Update: April 23, 2012 - It appears that the Hillwood site has gotten the Ruth Katz treatment (my high school English teacher). Thanks to the editor whoever you are.
Also, I heard from the very lovely principal at Eakin Elementary who shared with me their utter mortification at the spelling errors on their sign pictured above. I gather a few parents are upset about this sign being used as an illustration on the blog. To those parents, I deeply and sincerely apologize. I did not intend to offend your work, your volunteerism or your school. You also found the tone of my post to be condescending and you are right. Before my tone shifted to condescending it was this:
Thanks for your email. I will track down the answers to your questions.
Hillwood maintains its own website. I will have someone on our communications team fully vet it and track down the site manager to make corrections. Thank you for your thorough email--we know it makes a difference.
Sent from my HTC smartphone on the Now Network from Sprint!
----- Reply message -----
I have had some questions come up this week regarding the Hillwood Scholars program.
Here are the ones they have sent me:
How many kids applied for the program?
How many kids enrolled?
What were the high, low and median AP scores for each test?
Was 2011-2012 the first year for the program?

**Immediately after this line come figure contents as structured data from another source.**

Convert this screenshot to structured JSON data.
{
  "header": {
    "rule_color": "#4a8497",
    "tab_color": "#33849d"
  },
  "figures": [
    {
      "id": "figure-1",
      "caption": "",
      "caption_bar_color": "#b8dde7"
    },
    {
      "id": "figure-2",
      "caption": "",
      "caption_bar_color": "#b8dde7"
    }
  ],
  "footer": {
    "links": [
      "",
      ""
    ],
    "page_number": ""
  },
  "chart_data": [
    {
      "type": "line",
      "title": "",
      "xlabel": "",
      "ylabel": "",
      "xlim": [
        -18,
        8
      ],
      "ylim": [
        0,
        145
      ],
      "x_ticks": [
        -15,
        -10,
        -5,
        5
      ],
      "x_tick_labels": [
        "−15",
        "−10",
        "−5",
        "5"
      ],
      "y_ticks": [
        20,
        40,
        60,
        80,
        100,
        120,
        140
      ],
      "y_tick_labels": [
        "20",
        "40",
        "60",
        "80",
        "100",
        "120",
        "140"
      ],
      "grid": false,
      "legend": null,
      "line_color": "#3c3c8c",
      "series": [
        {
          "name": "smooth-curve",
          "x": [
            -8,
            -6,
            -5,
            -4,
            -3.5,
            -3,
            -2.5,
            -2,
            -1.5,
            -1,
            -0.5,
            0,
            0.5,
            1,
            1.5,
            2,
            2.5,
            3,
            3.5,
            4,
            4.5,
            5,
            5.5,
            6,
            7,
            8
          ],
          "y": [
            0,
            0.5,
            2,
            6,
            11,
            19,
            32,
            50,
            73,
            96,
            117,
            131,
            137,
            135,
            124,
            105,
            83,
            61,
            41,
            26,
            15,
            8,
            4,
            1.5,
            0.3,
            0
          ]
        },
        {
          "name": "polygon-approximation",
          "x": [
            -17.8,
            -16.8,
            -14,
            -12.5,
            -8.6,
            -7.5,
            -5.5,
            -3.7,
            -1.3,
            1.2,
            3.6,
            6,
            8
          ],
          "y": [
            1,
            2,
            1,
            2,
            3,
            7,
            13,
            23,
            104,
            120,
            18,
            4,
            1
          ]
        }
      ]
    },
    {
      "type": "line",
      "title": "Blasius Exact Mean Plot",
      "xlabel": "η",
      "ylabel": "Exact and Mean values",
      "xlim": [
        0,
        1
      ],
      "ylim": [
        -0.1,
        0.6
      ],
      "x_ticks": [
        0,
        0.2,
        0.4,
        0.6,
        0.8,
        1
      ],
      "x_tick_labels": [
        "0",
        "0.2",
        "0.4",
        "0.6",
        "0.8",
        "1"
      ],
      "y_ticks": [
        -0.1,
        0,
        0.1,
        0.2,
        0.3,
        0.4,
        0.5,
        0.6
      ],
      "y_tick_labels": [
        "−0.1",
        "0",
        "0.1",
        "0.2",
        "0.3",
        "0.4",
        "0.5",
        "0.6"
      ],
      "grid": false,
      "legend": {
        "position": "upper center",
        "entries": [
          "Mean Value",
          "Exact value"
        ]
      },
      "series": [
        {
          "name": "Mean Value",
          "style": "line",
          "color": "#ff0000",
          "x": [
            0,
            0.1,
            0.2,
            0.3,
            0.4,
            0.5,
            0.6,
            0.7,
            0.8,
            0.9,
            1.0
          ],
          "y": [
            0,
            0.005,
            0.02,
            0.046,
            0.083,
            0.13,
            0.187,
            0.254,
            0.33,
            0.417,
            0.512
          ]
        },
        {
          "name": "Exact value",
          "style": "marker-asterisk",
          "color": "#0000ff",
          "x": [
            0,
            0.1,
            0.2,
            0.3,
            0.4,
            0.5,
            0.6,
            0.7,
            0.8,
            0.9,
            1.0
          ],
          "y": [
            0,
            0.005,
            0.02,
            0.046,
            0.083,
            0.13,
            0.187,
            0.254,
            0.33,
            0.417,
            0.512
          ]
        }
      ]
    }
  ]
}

What is the anticipated enrollment for 2012-2013?
Not to be too snarky because Lord knows the speed at which I travel some days means a trail of typos and misplaced modifiers but you may wish to have someone proof the Hillwood site.
Counselor is misspelled on the Scholars Program home page.
Also, the home page states the application should be submitted to “guidance.” I think the writer is referring to the Guidance Counselor’s Office. In that case “guidance” is a proper noun and should be capitalized or for the sake of clarity, replaced with “Guidance Counselor’s Office.”
Under the “Programs” and “Academics” link the copy needs proof reading as well. In the second paragraph “Councilor” is used instead of “Counselor.”
The first sentence of the third paragraph regarding the AVID program needs a re-write. It seems to be saying that students apply the AVID program but to what? I think the writer here means to say that “Beginning in ninth grade, students may apply for acceptance into the AVID program. The AVID program is specifically designed for the student who may be the first in their family to attend college. Etc…”
The Student Application’s bullet point on the PSAT test could use a little clarification especially the last clause regarding the National Merit Program.
That is all I saw in my very cursory review. I am sure there is more.
Councilmember Emily Evans
So, two weeks went by with no visible effort on the part of MNPS to correct the perception that this community, this neighborhood did not know how to spell or write. I think it is right and proper to be irritated by MNPS's ongoing indifference and the tone of the blog post is some measure of that.
I would hazard a guess that had I not published the photo that was distributed via twitter on Saturday, then the planet Earth would still think that the residents of the 23rd Council District had Guidance Councilors in their schools. It is tragic and an indication of greater problems that it took a very public display of snark to correct what could have been handled quickly after a private and sincere email.
Lastly, I will note that my blog post is directed at the upper management of MNPS, not the dedicated and hard working teachers and parents of our school system. I think you deserve better than broken smart boards, teacher-funded art supplies, leaky roofs and yes, poorly written and edited websites. And I have no apologies for that.